If you’re worried about what Monday’s downturn might mean for your investments, the answer is most likely “nothing.” Let’s dive in.
Stay the course
It’s always unsettling when investment values tumble overnight. And unfortunately, anyone who’s been following the stock market throughout the pandemic is familiar with that concept.
Back in March of 2020, when the pandemic first really hit U.S. soil and cities everywhere were shutting down, investors had to face their first bear market in over a decade. For much of the second half of March, things looked really bleak as millions of jobs were shed in weeks and COVID-19 case numbers kept climbing.
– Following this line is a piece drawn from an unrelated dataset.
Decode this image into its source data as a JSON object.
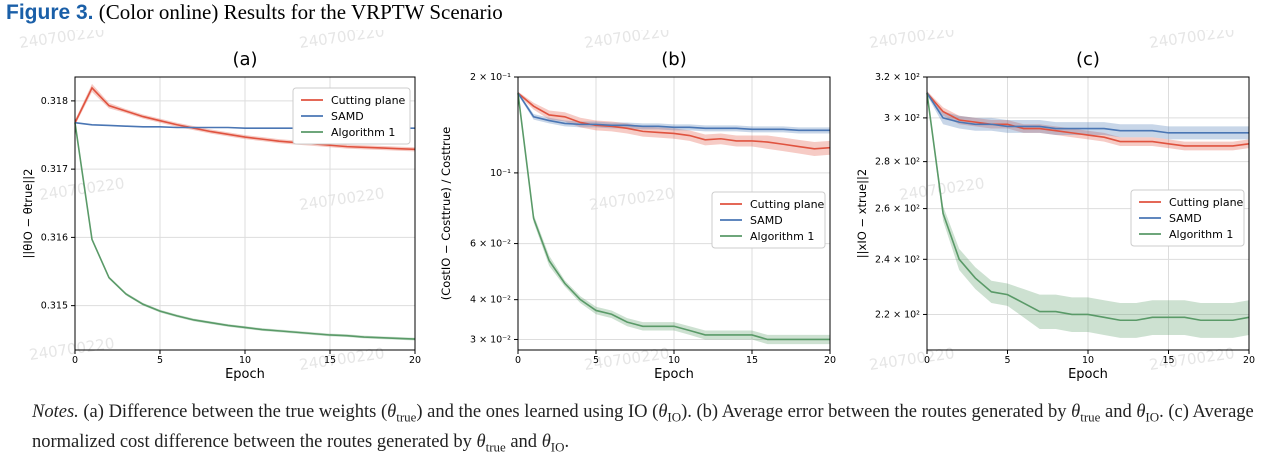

Now unfortunately, the nation didn’t recover from the pandemic quickly, as evidenced by the fact that we’re once again seeing surges in cases. And even the economy, to a large extent, has not yet managed to recover (though the jobless rate has come down a lot since peaking in April of 2020, it’s still considerably higher than it was before the pandemic began).
But the stock market did manage to rally last year, and by the time 2021 came to a close, it had recouped its value and then some. And that’s why Monday’s decline really shouldn’t rattle investors too heavily.
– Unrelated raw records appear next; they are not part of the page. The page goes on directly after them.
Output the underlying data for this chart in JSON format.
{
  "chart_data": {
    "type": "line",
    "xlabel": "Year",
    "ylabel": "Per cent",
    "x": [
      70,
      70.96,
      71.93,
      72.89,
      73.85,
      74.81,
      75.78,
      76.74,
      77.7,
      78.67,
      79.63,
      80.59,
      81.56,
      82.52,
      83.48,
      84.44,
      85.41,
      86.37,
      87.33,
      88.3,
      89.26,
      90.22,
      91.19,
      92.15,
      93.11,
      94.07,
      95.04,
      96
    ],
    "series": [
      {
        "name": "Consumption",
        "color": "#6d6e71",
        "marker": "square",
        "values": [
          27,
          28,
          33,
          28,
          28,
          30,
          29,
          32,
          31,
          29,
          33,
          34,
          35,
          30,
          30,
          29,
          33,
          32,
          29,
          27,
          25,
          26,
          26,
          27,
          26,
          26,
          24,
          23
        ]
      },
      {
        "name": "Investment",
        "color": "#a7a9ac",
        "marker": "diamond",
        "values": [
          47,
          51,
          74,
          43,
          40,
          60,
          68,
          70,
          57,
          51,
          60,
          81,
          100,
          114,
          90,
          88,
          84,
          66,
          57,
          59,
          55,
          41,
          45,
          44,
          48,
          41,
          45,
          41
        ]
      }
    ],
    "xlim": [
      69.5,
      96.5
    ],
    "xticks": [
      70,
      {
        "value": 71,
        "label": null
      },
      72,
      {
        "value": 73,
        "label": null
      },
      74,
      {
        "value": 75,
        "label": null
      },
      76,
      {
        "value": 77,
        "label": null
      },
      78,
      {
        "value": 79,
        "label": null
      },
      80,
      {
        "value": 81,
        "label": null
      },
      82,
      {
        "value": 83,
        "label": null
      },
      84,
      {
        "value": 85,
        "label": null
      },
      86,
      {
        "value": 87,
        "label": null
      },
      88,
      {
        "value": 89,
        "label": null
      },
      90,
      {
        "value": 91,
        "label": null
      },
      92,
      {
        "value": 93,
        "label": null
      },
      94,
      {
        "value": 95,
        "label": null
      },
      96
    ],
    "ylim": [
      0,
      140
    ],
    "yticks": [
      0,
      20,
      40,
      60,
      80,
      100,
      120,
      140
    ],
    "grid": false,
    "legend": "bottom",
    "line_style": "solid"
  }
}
While stock values may have dropped substantially, there’s a good chance they’ll recover quickly, as they’ve done throughout the pandemic. And even if they don’t recover right away, if you commit to staying invested for a long period of time, a temporarily downturn shouldn’t hurt you at all.
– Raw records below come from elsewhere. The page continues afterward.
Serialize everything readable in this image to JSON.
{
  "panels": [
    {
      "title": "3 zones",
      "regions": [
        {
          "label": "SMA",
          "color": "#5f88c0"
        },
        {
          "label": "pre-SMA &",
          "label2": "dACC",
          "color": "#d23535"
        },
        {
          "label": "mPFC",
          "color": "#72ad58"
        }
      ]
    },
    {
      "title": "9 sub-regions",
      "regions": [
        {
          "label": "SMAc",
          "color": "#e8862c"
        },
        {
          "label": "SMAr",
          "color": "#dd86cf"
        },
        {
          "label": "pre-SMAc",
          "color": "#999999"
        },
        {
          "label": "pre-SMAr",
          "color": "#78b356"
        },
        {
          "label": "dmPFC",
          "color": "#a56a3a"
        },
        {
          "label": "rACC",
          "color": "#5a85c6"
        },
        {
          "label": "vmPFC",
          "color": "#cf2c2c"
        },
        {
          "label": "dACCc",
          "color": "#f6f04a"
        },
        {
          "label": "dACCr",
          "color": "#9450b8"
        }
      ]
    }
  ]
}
Imagine you’re in your 40s and you’re seeing the value of your IRA or 401(k) plan plummet right about now. Does that stink? Of course.
But think about it — you’re probably planning to touch that money for another 20 years. When you consider a one-day drop in that context, it makes the idea of panicking actually seem kind of silly.
That said, there are things you can do in general to protect yourself against wild market swings. For one thing, load up your emergency fund. You should aim to have enough cash in the bank to cover three to six months of essential bills. That way, if a need for money arises when stock values are down, you won’t have to cash out investments at a loss.
Next, make sure your portfolio is filled with quality stocks across a range of market segments. During a stock market decline, it can take certain sectors more time than others to recover, so having a diverse mix of stocks is key.
And finally, make sure you’re invested appropriately for your age. If you’re in your early 60s and are aiming to retire within a year, you should not have 85% of your assets in stocks. A relatively even mix of stocks and bonds is more appropriate for that stage of life, unless you happen to have enough income sources outside of your portfolio that you can afford to leave your investments untouched for a handful of years.
Remember, Monday’s stock market plunge wasn’t a unique event. Things like that happen all the time. The key is to not let them get to you, and to set yourself up to come away from downturns unharmed.